In a release announced late Wednesday, Moody's said:
Capital markets firms are confronting evolving challenges, such as more fragile funding conditions, wider credit spreads, increased regulatory burdens and more difficult operating conditions. These difficulties, together with inherent vulnerabilities such as confidence-sensitivity, interconnectedness, and opacity of risk, have diminished the longer term profitability and growth prospects of these firms.
Many of the banks on Moody's list, including Bank of America, are systemically important global financial institutions, essentially those that are too big to fail. For that reason, the current review and possible downgrade doesn't necessarily pose a big risk to these banks or their fundamentals.
Bank stocks are highly dependent on the housing market, the domestic economy, and the international landscape.
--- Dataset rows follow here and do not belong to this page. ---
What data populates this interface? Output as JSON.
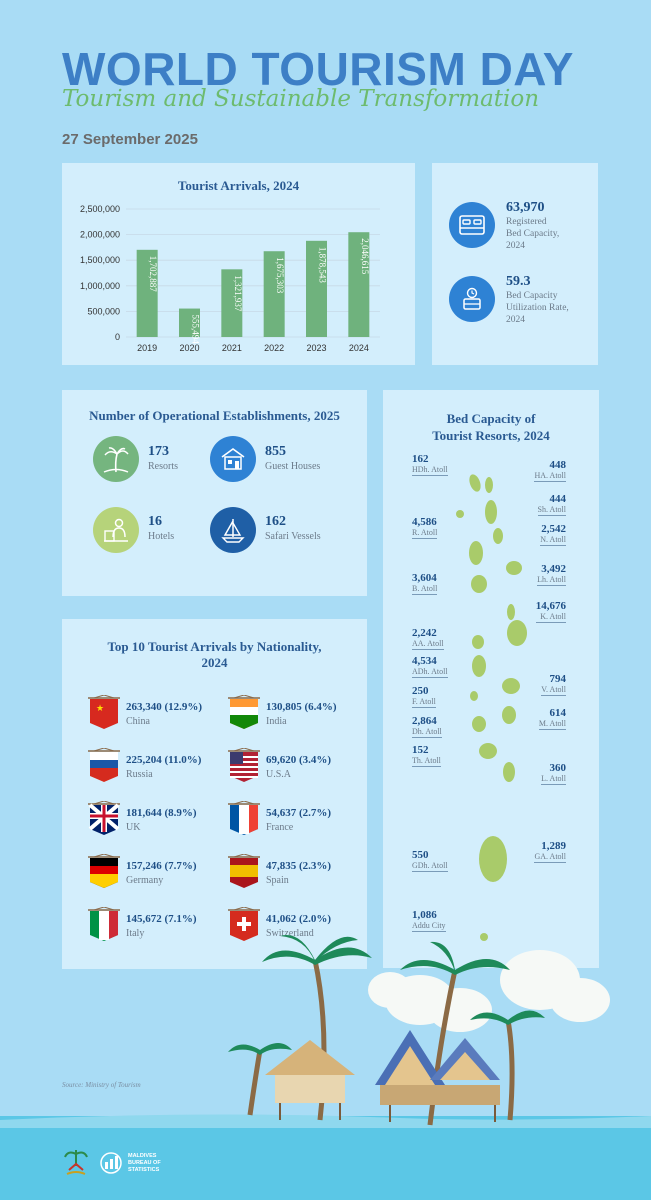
{
  "header": {
    "title": "WORLD TOURISM DAY",
    "subtitle": "Tourism and Sustainable Transformation",
    "date": "27 September 2025"
  },
  "chart_data": {
    "type": "bar",
    "title": "Tourist Arrivals, 2024",
    "categories": [
      "2019",
      "2020",
      "2021",
      "2022",
      "2023",
      "2024"
    ],
    "values": [
      1702887,
      555494,
      1321937,
      1675303,
      1878543,
      2046615
    ],
    "value_labels": [
      "1,702,887",
      "555,494",
      "1,321,937",
      "1,675,303",
      "1,878,543",
      "2,046,615"
    ],
    "ylim": [
      0,
      2500000
    ],
    "yticks": [
      "2,500,000",
      "2,000,000",
      "1,500,000",
      "1,000,000",
      "500,000",
      "0"
    ],
    "bar_color": "#6fb27d"
  },
  "beds": {
    "capacity": {
      "value": "63,970",
      "label_line1": "Registered",
      "label_line2": "Bed Capacity,",
      "label_line3": "2024"
    },
    "utilization": {
      "value": "59.3",
      "label_line1": "Bed Capacity",
      "label_line2": "Utilization Rate,",
      "label_line3": "2024"
    }
  },
  "establishments": {
    "title": "Number of Operational Establishments, 2025",
    "items": [
      {
        "value": "173",
        "label": "Resorts"
      },
      {
        "value": "855",
        "label": "Guest Houses"
      },
      {
        "value": "16",
        "label": "Hotels"
      },
      {
        "value": "162",
        "label": "Safari Vessels"
      }
    ]
  },
  "nationality": {
    "title_line1": "Top 10 Tourist Arrivals by Nationality,",
    "title_line2": "2024",
    "items": [
      {
        "value": "263,340 (12.9%)",
        "country": "China"
      },
      {
        "value": "130,805 (6.4%)",
        "country": "India"
      },
      {
        "value": "225,204 (11.0%)",
        "country": "Russia"
      },
      {
        "value": "69,620 (3.4%)",
        "country": "U.S.A"
      },
      {
        "value": "181,644 (8.9%)",
        "country": "UK"
      },
      {
        "value": "54,637 (2.7%)",
        "country": "France"
      },
      {
        "value": "157,246 (7.7%)",
        "country": "Germany"
      },
      {
        "value": "47,835 (2.3%)",
        "country": "Spain"
      },
      {
        "value": "145,672 (7.1%)",
        "country": "Italy"
      },
      {
        "value": "41,062 (2.0%)",
        "country": "Switzerland"
      }
    ]
  },
  "bedmap": {
    "title_line1": "Bed Capacity of",
    "title_line2": "Tourist Resorts, 2024",
    "left": [
      {
        "value": "162",
        "atoll": "HDh. Atoll"
      },
      {
        "value": "4,586",
        "atoll": "R. Atoll"
      },
      {
        "value": "3,604",
        "atoll": "B. Atoll"
      },
      {
        "value": "2,242",
        "atoll": "AA. Atoll"
      },
      {
        "value": "4,534",
        "atoll": "ADh. Atoll"
      },
      {
        "value": "250",
        "atoll": "F. Atoll"
      },
      {
        "value": "2,864",
        "atoll": "Dh. Atoll"
      },
      {
        "value": "152",
        "atoll": "Th. Atoll"
      },
      {
        "value": "550",
        "atoll": "GDh. Atoll"
      },
      {
        "value": "1,086",
        "atoll": "Addu City"
      }
    ],
    "right": [
      {
        "value": "448",
        "atoll": "HA. Atoll"
      },
      {
        "value": "444",
        "atoll": "Sh. Atoll"
      },
      {
        "value": "2,542",
        "atoll": "N. Atoll"
      },
      {
        "value": "3,492",
        "atoll": "Lh. Atoll"
      },
      {
        "value": "14,676",
        "atoll": "K. Atoll"
      },
      {
        "value": "794",
        "atoll": "V. Atoll"
      },
      {
        "value": "614",
        "atoll": "M. Atoll"
      },
      {
        "value": "360",
        "atoll": "L. Atoll"
      },
      {
        "value": "1,289",
        "atoll": "GA. Atoll"
      }
    ]
  },
  "source": "Source: Ministry of Tourism",
  "footer": {
    "logo_line1": "MALDIVES",
    "logo_line2": "BUREAU OF",
    "logo_line3": "STATISTICS"
  }
}
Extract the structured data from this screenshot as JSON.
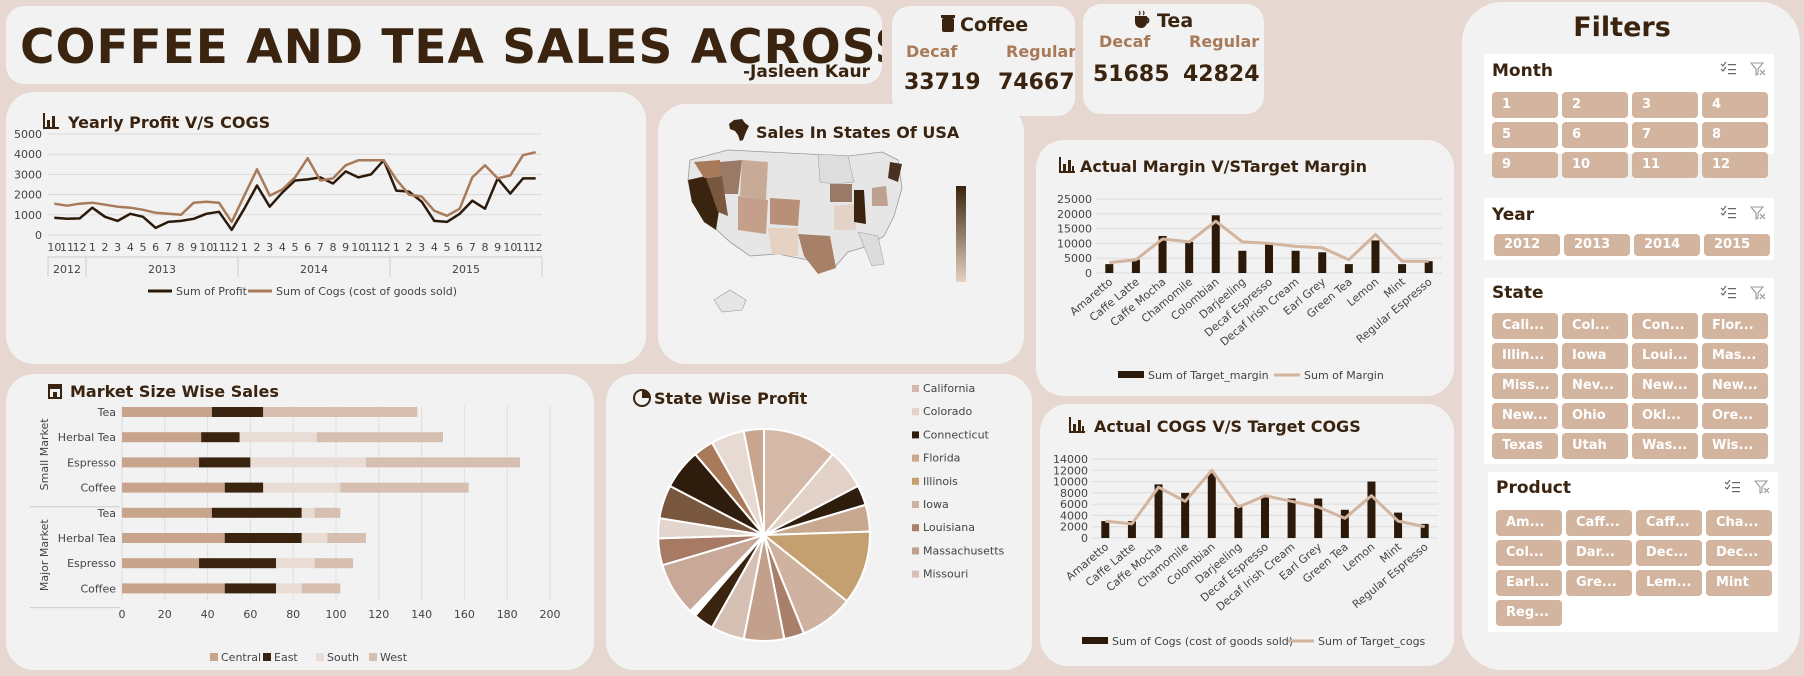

On that front, the Labor Department said jobless claims fell by 13,000 to a seasonally adjusted 348,000 last week, the lowest since March 2008, when the U.S. was in the early stages of a recession.
Moreover, the Census Bureau and the Department of Housing and Urban Development also announced housing starts for January rose 1.5% to a seasonally adjusted annual rate of 699,000.
As evident by Thursday's rally, investors did not pay attention to Moody's warning and instead chose to act on Greek bailout hopes and positive U.S. economic data on jobs and housing.